С большим трудом я добился и получил из центра не то двадцать, не то тридцать револьверов разной системы. У нас составилась боевая дружина в несколько десятков человек, разбитая на пятки. Я сделался организатором. Дружина состояла из рабочей молодежи. Изредка мы обучались стрельбе и военным приёмам, собираясь далеко за околицей. Мы не знали, что будем делать, но были глубоко и непоколебимо уверены, что «дело» не за горами, пока же изредка охраняли массовки, несли патрульную службу, а ещё больше мечтали. Одни поговаривали, что хорошо «убрать» пристава: он отличался неутомимостью и жестокостью; другие предлагали «снять» для пробы несколько казаков и городовых; третьи не прочь были испробовать свои силы на каком-нибудь ограблении кассы, конторы в интересах партии.
Я переживал сложное душевное состояние. Озлобление и ожесточение часто сменялись равнодушием, крайней усталостью, оцепенением. Я читал об убийствах, о нападениях на кассиров и чувствовал угрызения совести, как будто не следовало, нехорошо было есть, спать, смеяться, бегать по массовкам. Я преклонялся пред отвагой, пред мужеством, пред героизмом боевиков, испытывал боль и тоску за них.
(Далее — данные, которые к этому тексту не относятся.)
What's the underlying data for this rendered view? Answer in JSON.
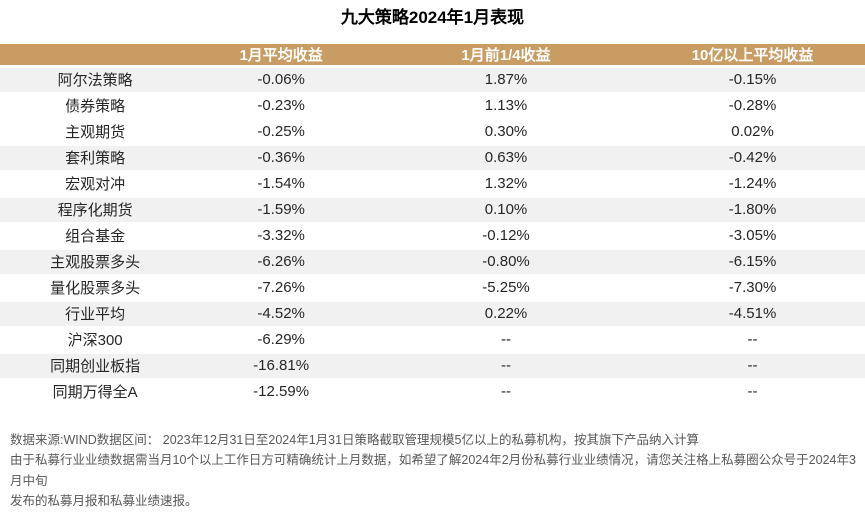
{
  "title": "九大策略2024年1月表现",
  "table": {
    "columns": [
      "",
      "1月平均收益",
      "1月前1/4收益",
      "10亿以上平均收益"
    ],
    "rows": [
      {
        "name": "阿尔法策略",
        "values": [
          "-0.06%",
          "1.87%",
          "-0.15%"
        ]
      },
      {
        "name": "债券策略",
        "values": [
          "-0.23%",
          "1.13%",
          "-0.28%"
        ]
      },
      {
        "name": "主观期货",
        "values": [
          "-0.25%",
          "0.30%",
          "0.02%"
        ]
      },
      {
        "name": "套利策略",
        "values": [
          "-0.36%",
          "0.63%",
          "-0.42%"
        ]
      },
      {
        "name": "宏观对冲",
        "values": [
          "-1.54%",
          "1.32%",
          "-1.24%"
        ]
      },
      {
        "name": "程序化期货",
        "values": [
          "-1.59%",
          "0.10%",
          "-1.80%"
        ]
      },
      {
        "name": "组合基金",
        "values": [
          "-3.32%",
          "-0.12%",
          "-3.05%"
        ]
      },
      {
        "name": "主观股票多头",
        "values": [
          "-6.26%",
          "-0.80%",
          "-6.15%"
        ]
      },
      {
        "name": "量化股票多头",
        "values": [
          "-7.26%",
          "-5.25%",
          "-7.30%"
        ]
      },
      {
        "name": "行业平均",
        "values": [
          "-4.52%",
          "0.22%",
          "-4.51%"
        ]
      },
      {
        "name": "沪深300",
        "values": [
          "-6.29%",
          "--",
          "--"
        ]
      },
      {
        "name": "同期创业板指",
        "values": [
          "-16.81%",
          "--",
          "--"
        ]
      },
      {
        "name": "同期万得全A",
        "values": [
          "-12.59%",
          "--",
          "--"
        ]
      }
    ]
  },
  "footnotes": [
    "数据来源:WIND数据区间： 2023年12月31日至2024年1月31日策略截取管理规模5亿以上的私募机构，按其旗下产品纳入计算",
    "由于私募行业业绩数据需当月10个以上工作日方可精确统计上月数据，如希望了解2024年2月份私募行业业绩情况，请您关注格上私募圈公众号于2024年3月中旬",
    "发布的私募月报和私募业绩速报。"
  ],
  "colors": {
    "header_bg": "#C89C63",
    "header_text": "#FFFFFF",
    "row_alt_bg": "#F1F1F1",
    "body_text": "#262626",
    "footnote_text": "#595959"
  }
}
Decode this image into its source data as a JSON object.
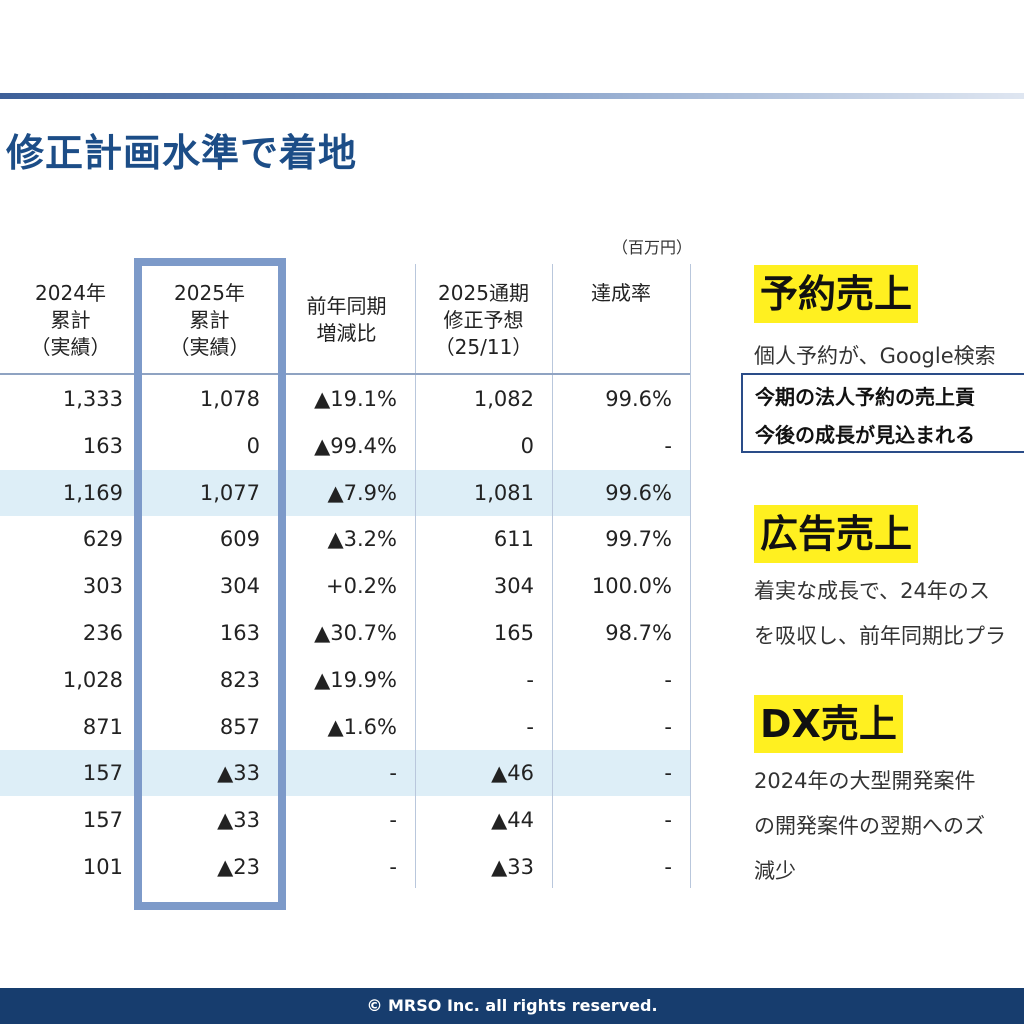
{
  "title": "修正計画水準で着地",
  "unit_label": "（百万円）",
  "table": {
    "headers": [
      "2024年\n累計\n（実績）",
      "2025年\n累計\n（実績）",
      "前年同期\n増減比",
      "2025通期\n修正予想\n（25/11）",
      "達成率"
    ],
    "rows": [
      [
        "1,333",
        "1,078",
        "▲19.1%",
        "1,082",
        "99.6%"
      ],
      [
        "163",
        "0",
        "▲99.4%",
        "0",
        "-"
      ],
      [
        "1,169",
        "1,077",
        "▲7.9%",
        "1,081",
        "99.6%"
      ],
      [
        "629",
        "609",
        "▲3.2%",
        "611",
        "99.7%"
      ],
      [
        "303",
        "304",
        "+0.2%",
        "304",
        "100.0%"
      ],
      [
        "236",
        "163",
        "▲30.7%",
        "165",
        "98.7%"
      ],
      [
        "1,028",
        "823",
        "▲19.9%",
        "-",
        "-"
      ],
      [
        "871",
        "857",
        "▲1.6%",
        "-",
        "-"
      ],
      [
        "157",
        "▲33",
        "-",
        "▲46",
        "-"
      ],
      [
        "157",
        "▲33",
        "-",
        "▲44",
        "-"
      ],
      [
        "101",
        "▲23",
        "-",
        "▲33",
        "-"
      ]
    ],
    "shaded_rows": [
      2,
      8
    ]
  },
  "sections": [
    {
      "title": "予約売上",
      "lines": [
        "個人予約が、Google検索"
      ],
      "callout": [
        "今期の法人予約の売上貢",
        "今後の成長が見込まれる"
      ]
    },
    {
      "title": "広告売上",
      "lines": [
        "着実な成長で、24年のス",
        "を吸収し、前年同期比プラ"
      ]
    },
    {
      "title": "DX売上",
      "lines": [
        "2024年の大型開発案件",
        "の開発案件の翌期へのズ",
        "減少"
      ]
    }
  ],
  "footer": "© MRSO Inc. all rights reserved.",
  "colors": {
    "title": "#1c4d87",
    "highlight": "#7d9ac9",
    "band": "#ddeef7",
    "marker": "#fff020",
    "footer": "#173d6e"
  }
}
— Готов ли ты? — спрашивал и пытал я себя постоянно, мучился, сомневался. Иногда мне казалось, что я готов. Довольно болтать, читать статьи и книги, произносить громкие речи, пора приниматься за «настоящее дело». Но чаще я ощущал, как надо мной простёрлась и охватила меня жестокая сила сильней меня, сильней моих помыслов, она казалась мне чужой и посторонней, но непреоборимой и властной. Она влекла меня к испытанию кровью, огнём и железом, к убийству, к смерти и к страданию. Я боялся этой силы, но не мог противостоять её странной и страшной власти над собой. С болезненным любопытством я искал в газетах, в журналах описания террористических актов, расспрашивал знакомых и товарищей о подробностях. От времени до времени я начинал понимать, что меня влечёт в сторону от обычной, от нормальной жизни и что нельзя доверять себе, но это проходило, и я вновь исступлённо думал о кровавых делах.
Редкие, давно не виданные сны мерещились мне тогда. Я слышал во сне однообразную, мелодичную, ровную музыку. Когда-то в отрочестве у моего дяди, купца, на столе в гостиной стоял заводной музыкальный ящик. Я подолгу просиживал у стола и вертел ручку, так как влюбился в гимназистку третьего класса Марусю, дочь начальника станции. Я забыл в сутолоке тех дней и о ящике, и о Марусе. Сны напомнили мне их. Я просыпался расслабленный, мне не хотелось подниматься с постели, я испытывал и переживал всю обольстительную силу сновидений, от которых ходишь потом счастливым и опечаленным.
Мне снилась опрятная, жалостливая и словоохотливая странница Авдотья из родного села. Случалось, что она приходила ко мне в бурсу, в духовное училище. Стыдясь её холщовой котомки, овчинного полушубка и ласк — она любила гладить меня по голове, — я тащил её на задний двор, заставленный штабелями дров и заваленный всяким хламом. Там она совала мне чёрные, сухие лепёшки, яйца, называла меня сиротинкой, я старался хмуро от неё отделаться. Теперь Авдотья снова приходила ко мне во сне.